Auto and truck sales provide an enormous amount of tax revenue for state and local governments in Utah. Without sales tax from vehicle sales, many government budgets would be in trouble.
So what’s going to happen a decade or so from now when mobility becomes a service? A lot of smart people are predicting that most people will not own cars, but instead will simply order a vehicle to show up when they need one. It will be part of the “sharing economy,” with all sorts of products, goods and services available without ownership – and without paying sales tax.
In the coming sharing economy, where people buy and own fewer things and instead use them as needed, on a service contract, the sales tax base could collapse. The economy is evolving from retail to services. The tax structure needs to follow.

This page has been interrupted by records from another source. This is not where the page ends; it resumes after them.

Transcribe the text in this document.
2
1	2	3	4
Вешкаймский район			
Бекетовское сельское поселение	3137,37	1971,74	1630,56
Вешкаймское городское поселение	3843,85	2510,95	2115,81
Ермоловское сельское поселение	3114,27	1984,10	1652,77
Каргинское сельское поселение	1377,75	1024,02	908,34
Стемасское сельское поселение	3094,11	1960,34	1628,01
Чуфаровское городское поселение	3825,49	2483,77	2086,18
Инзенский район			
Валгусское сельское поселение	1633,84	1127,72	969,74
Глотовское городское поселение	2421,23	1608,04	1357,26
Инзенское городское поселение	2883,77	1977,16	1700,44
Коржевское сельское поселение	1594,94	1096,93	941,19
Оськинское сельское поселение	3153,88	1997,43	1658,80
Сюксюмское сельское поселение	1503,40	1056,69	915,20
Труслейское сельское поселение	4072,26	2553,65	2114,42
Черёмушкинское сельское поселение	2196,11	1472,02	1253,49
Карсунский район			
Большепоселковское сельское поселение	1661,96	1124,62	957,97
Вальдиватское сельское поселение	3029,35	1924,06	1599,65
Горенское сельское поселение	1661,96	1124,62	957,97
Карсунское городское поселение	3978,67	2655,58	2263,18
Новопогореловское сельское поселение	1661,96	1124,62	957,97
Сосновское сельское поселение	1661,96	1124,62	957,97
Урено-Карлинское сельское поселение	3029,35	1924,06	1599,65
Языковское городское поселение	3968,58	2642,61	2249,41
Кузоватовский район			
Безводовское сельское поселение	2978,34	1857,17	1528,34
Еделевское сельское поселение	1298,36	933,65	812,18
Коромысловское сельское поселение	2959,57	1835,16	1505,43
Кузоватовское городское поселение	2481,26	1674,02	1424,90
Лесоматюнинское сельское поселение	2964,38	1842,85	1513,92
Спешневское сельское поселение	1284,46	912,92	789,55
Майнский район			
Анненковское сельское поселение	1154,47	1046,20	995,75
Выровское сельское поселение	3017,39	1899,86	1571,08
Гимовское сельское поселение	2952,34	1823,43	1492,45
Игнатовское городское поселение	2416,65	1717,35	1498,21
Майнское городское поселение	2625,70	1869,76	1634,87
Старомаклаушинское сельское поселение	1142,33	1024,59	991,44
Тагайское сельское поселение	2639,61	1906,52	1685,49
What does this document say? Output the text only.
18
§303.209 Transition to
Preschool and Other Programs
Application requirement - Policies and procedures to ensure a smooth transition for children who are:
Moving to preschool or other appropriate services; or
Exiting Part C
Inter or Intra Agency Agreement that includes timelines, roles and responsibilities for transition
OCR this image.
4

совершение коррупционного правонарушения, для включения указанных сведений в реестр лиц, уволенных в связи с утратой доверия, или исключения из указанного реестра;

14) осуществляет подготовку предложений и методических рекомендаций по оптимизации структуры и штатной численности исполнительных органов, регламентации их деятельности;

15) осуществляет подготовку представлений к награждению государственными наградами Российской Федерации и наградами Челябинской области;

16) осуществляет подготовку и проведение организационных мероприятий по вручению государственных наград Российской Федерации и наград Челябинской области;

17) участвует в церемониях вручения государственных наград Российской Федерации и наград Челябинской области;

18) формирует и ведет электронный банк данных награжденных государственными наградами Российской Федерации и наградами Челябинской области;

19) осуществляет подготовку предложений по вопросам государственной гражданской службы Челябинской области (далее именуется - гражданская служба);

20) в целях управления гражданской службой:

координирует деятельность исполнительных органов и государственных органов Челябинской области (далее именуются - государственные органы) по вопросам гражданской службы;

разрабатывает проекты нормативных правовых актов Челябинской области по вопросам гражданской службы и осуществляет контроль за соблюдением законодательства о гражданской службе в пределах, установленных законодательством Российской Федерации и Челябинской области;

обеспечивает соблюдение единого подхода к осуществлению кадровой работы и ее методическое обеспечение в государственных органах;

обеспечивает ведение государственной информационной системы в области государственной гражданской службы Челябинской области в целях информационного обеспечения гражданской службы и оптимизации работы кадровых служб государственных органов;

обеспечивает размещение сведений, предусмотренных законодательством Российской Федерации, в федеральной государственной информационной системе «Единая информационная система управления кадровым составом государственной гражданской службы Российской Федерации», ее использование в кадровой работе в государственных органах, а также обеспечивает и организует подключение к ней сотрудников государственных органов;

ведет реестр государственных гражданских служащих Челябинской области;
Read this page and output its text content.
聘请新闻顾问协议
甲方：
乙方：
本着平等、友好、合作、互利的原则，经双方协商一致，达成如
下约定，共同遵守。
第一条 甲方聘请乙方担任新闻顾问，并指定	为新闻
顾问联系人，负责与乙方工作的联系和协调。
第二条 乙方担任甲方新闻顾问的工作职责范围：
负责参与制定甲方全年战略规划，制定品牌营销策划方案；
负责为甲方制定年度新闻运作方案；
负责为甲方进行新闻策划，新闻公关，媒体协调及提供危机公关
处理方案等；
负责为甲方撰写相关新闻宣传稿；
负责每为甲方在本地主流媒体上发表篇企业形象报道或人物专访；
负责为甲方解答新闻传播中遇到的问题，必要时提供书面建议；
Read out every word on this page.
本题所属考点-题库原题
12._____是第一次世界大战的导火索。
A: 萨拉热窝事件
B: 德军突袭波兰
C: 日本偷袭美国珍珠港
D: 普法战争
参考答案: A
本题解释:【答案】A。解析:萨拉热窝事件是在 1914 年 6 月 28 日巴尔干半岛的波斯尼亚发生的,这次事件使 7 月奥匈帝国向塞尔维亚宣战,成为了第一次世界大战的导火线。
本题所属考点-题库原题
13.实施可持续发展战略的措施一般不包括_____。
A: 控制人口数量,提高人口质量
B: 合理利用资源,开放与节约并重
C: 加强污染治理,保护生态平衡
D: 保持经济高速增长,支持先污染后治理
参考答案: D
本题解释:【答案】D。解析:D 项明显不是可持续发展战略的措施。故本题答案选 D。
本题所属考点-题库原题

That’s why the governor and Legislature need to engage in serious tax reform to broaden the sales tax base and lower the rate, granting a modest overall tax cut.
And why not do something really bold? Why not create the most modern, stable tax system in the country? Speaker Brad Wilson has said that taxing every service would allow lowering the state sales tax rate from the current 4.7 percent to 2 percent. Two percent would be a really low rate. So tax all sales and all services, at an equal 2 percent. Treat every business the same – 2 percent. Who could argue with that?
Local governments would need to lower their sales tax rates commensurately or it would be a big windfall for them.
It would position Utah for the economy of the future.